Село в половину шестого не спит, дымят трубы, скрипят колодезные журавли. В темноте виден силуэт Васильевской церкви. Девочки вышли на площадь и остановились перед трактом. Снег на дороге комками, изъезженный, рыхлый – идти тяжело, по накатанной колее скользко. В трактире на втором этаже горят окна, но тихо. Девочки выходят из села, и перед ними открывается огромное поле с уходящей во мглу дорогой.

Аня крепче сжимает руку Ленке, а потом отпускает ее – идти рядом неудобно, только друг за другом. В поле ветрено, ветер южный, дует порывисто, доносит деревенский дым. Но скоро запахи села пропадают. Девочки идут молча, прислушиваясь, не поедет ли кто сзади, но никого нет. Основное движение начнется сегодня вечером, перед базарным днем в городе.

Фото автора.
Фото автора.

Пятнадцать верст, это часов пять дороги, Аня вспоминает услышанные вчера слова отца. К позднему утру они должны быть в городе, а если повезет, то и раньше. Впрочем, Аня не верила, что они пойдут пешком весь путь, мать ее успокаивала – доедете на санках, может, даже и с бубенцами.

Васильевское – тупиковое село, в нем заканчивался большак, упираясь в болота, поэтому транзит увеличивался по мере прохождения деревень. И точно, после Кувшинова, около самого моста в Михайловском их нагнала упряжка.

– Тпру! - крикнул мужской голос. – Сейчас бы задавил.

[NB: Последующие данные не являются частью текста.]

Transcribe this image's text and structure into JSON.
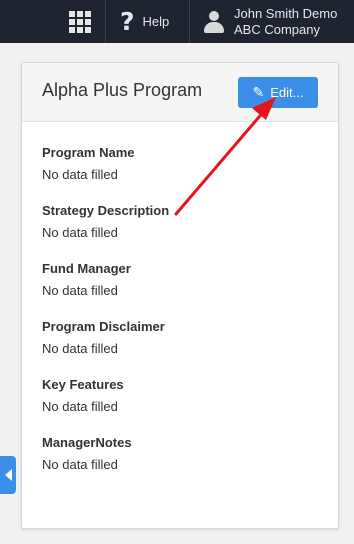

Девочки стояли по колено в снегу, уйдя с дороги, и смотрели на черного коня с обвисшими боками и длинные кривые оглобли саней. Мужичок положил вожжи и протянул руку.

– Запрыгивайте.

– А вас как зовут, вы не в Тюльки? – Ленка не торопится запрыгивать.

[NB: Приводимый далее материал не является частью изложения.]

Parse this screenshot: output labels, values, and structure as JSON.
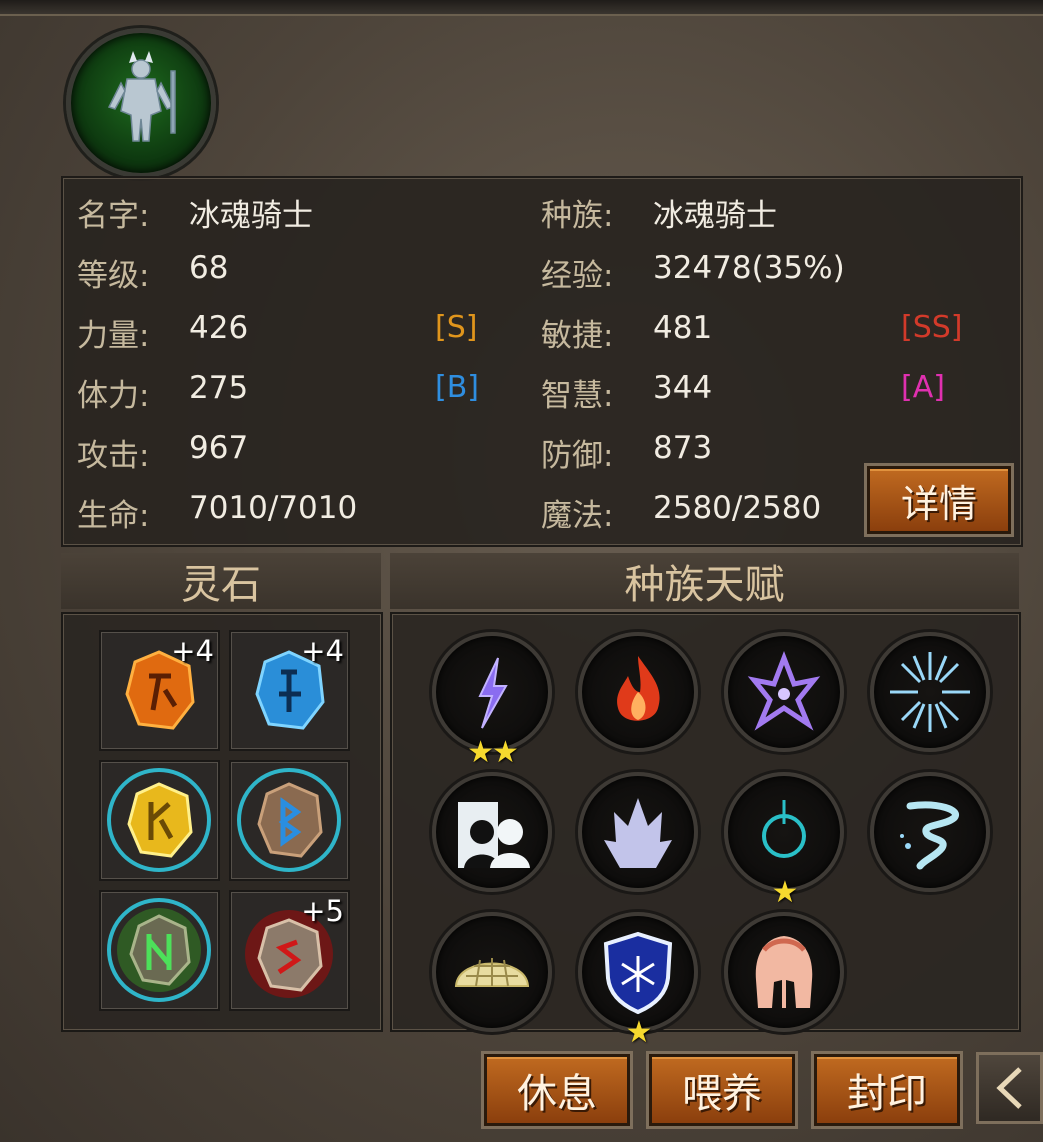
{
  "character": {
    "name_label": "名字:",
    "name": "冰魂骑士",
    "race_label": "种族:",
    "race": "冰魂骑士",
    "level_label": "等级:",
    "level": "68",
    "exp_label": "经验:",
    "exp": "32478(35%)",
    "str_label": "力量:",
    "str": "426",
    "str_grade": "[S]",
    "agi_label": "敏捷:",
    "agi": "481",
    "agi_grade": "[SS]",
    "sta_label": "体力:",
    "sta": "275",
    "sta_grade": "[B]",
    "int_label": "智慧:",
    "int": "344",
    "int_grade": "[A]",
    "atk_label": "攻击:",
    "atk": "967",
    "def_label": "防御:",
    "def": "873",
    "hp_label": "生命:",
    "hp": "7010/7010",
    "mp_label": "魔法:",
    "mp": "2580/2580"
  },
  "grade_colors": {
    "S": "#e0951c",
    "SS": "#d23a2a",
    "B": "#2f8ee0",
    "A": "#e030b0"
  },
  "buttons": {
    "details": "详情",
    "rest": "休息",
    "feed": "喂养",
    "seal": "封印",
    "back_icon": "chevron-left-icon"
  },
  "spirit_stones": {
    "title": "灵石",
    "slots": [
      {
        "icon": "orange-rune-stone-icon",
        "plus": "+4"
      },
      {
        "icon": "blue-rune-stone-icon",
        "plus": "+4"
      },
      {
        "icon": "gold-rune-stone-icon",
        "plus": ""
      },
      {
        "icon": "bronze-rune-stone-icon",
        "plus": ""
      },
      {
        "icon": "green-rune-stone-icon",
        "plus": ""
      },
      {
        "icon": "red-rune-stone-icon",
        "plus": "+5"
      }
    ]
  },
  "race_talents": {
    "title": "种族天赋",
    "items": [
      {
        "icon": "lightning-icon",
        "stars": 2
      },
      {
        "icon": "fire-icon",
        "stars": 0
      },
      {
        "icon": "purple-emblem-icon",
        "stars": 0
      },
      {
        "icon": "frost-burst-icon",
        "stars": 0
      },
      {
        "icon": "silhouettes-icon",
        "stars": 0
      },
      {
        "icon": "ice-crystal-icon",
        "stars": 0
      },
      {
        "icon": "power-ring-icon",
        "stars": 1
      },
      {
        "icon": "whirlwind-icon",
        "stars": 0
      },
      {
        "icon": "turtle-shell-icon",
        "stars": 0
      },
      {
        "icon": "snowflake-shield-icon",
        "stars": 1
      },
      {
        "icon": "spartan-helmet-icon",
        "stars": 0
      }
    ]
  }
}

– Вот те раз. Не в Тюльки, в Стрельниково. А вы куда, в Николу, что ли?

– Мы в город.

– В город? – мужичок смотрел из-под шапки и шевелил усами влево-вправо. – Из дома сбежали небось?

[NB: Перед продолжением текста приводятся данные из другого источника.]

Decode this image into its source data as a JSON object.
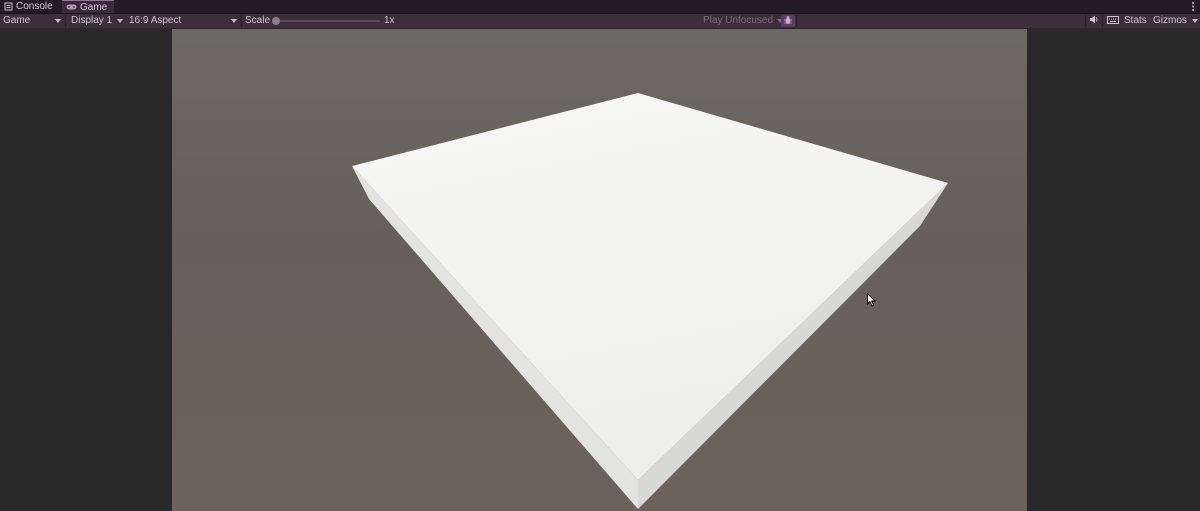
{
  "tabs": [
    {
      "label": "Console",
      "icon": "console-icon",
      "active": false
    },
    {
      "label": "Game",
      "icon": "gamepad-icon",
      "active": true
    }
  ],
  "toolbar": {
    "view_mode": "Game",
    "display": "Display 1",
    "aspect": "16:9 Aspect",
    "scale_label": "Scale",
    "scale_value": "1x",
    "play_focus": "Play Unfocused",
    "stats_label": "Stats",
    "gizmos_label": "Gizmos"
  },
  "colors": {
    "tab_bar": "#241b24",
    "toolbar": "#3c2e3c",
    "accent": "#9a6aa0",
    "viewport_bg": "#6a645d",
    "editor_bg": "#282828",
    "plane_top": "#f2f2f0",
    "plane_side_left": "#e4e4e0",
    "plane_side_right": "#d9dad6"
  },
  "scene": {
    "object": "white cube platform"
  }
}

– Масло барыне везем, - Ленка выбралась на колею и полезла в сани, Аня устремилась за ней.

– Но! – мужичок тряхнул вожжами, и сани дернулись.

В санях было пусто, только старая рогожа и веревки. Облокотиться было не на что, и Аня обнимала Ленку, пока они не спеша покидали просыпающееся Михайловское. Проезжая мимо церкви, мужичок перекрестился, не снимая шапки, и, выехав за деревенские ворота, стеганул коня кнутом. Сани дернулись и покатили быстрее.

Девочки слезли в Стрельникове, мужичок повернул направо и скрылся в темноте, только было слышно, как снег хрустит под полозьями. Темная дорога делала поворот и устремлялась вперед, маленькая деревня осталась позади. Девочки шли бодро, Аня задавала темп, поправила сумку на спине и усиленно замахала руками, стараясь приободрить Ленку. Когда Ленка отставала, Аня останавливалась и ждала ее.

– Сейчас до поворота на Изворотень дойдём, а потом и Новенькое, там и до города рукой подать, - Аня старалась говорить бодро.

Вокруг была темнота, и Аня старалась не подавать вида, что ей тоже страшно. Ей казалось, что из темноты появится волчья голова, а бежать им некуда, да и куда с Ленкой убежишь. Утешать себя тем, что волков на больших здешних полях давно не видели, не получалось. Но идти было надо, и девочки шли вперед, ожидая, что сзади их нагонят сани и довезут хотя бы до Тверцы. Но было пусто, с неба заморосил дождь. Ветер кидал девочкам в лицо липкую обледенелую влагу и внезапно затихал, потом так же вдруг нагонял их и толкал в спину. Аня шла вперед, оглядывалась, ждала Ленку. Несколько раз Ленка просилась вперед, ей было страшно темноты за спиной, но из этой идеи ничего не выходило – она шла медленно и всё время оглядывалась или падала.

«Егоза. Сидела бы дома», - беззлобно думала Аня и смотрела, как сестра впереди, сгорбившись против ветра, устало переставляет ноги и все время смотрит назад, норовя заступить в сугроб сослепу.

Недалеко от поворота на Изворотень они услышали колокольчик, но невидимые сани проехали вдали от деревни к городу. Встречный ветер еще долго доносил перезвон. На перекрестке Аня остановилась. Здесь была большая расчищенная площадка, и девочки сели на бревно отдохнуть.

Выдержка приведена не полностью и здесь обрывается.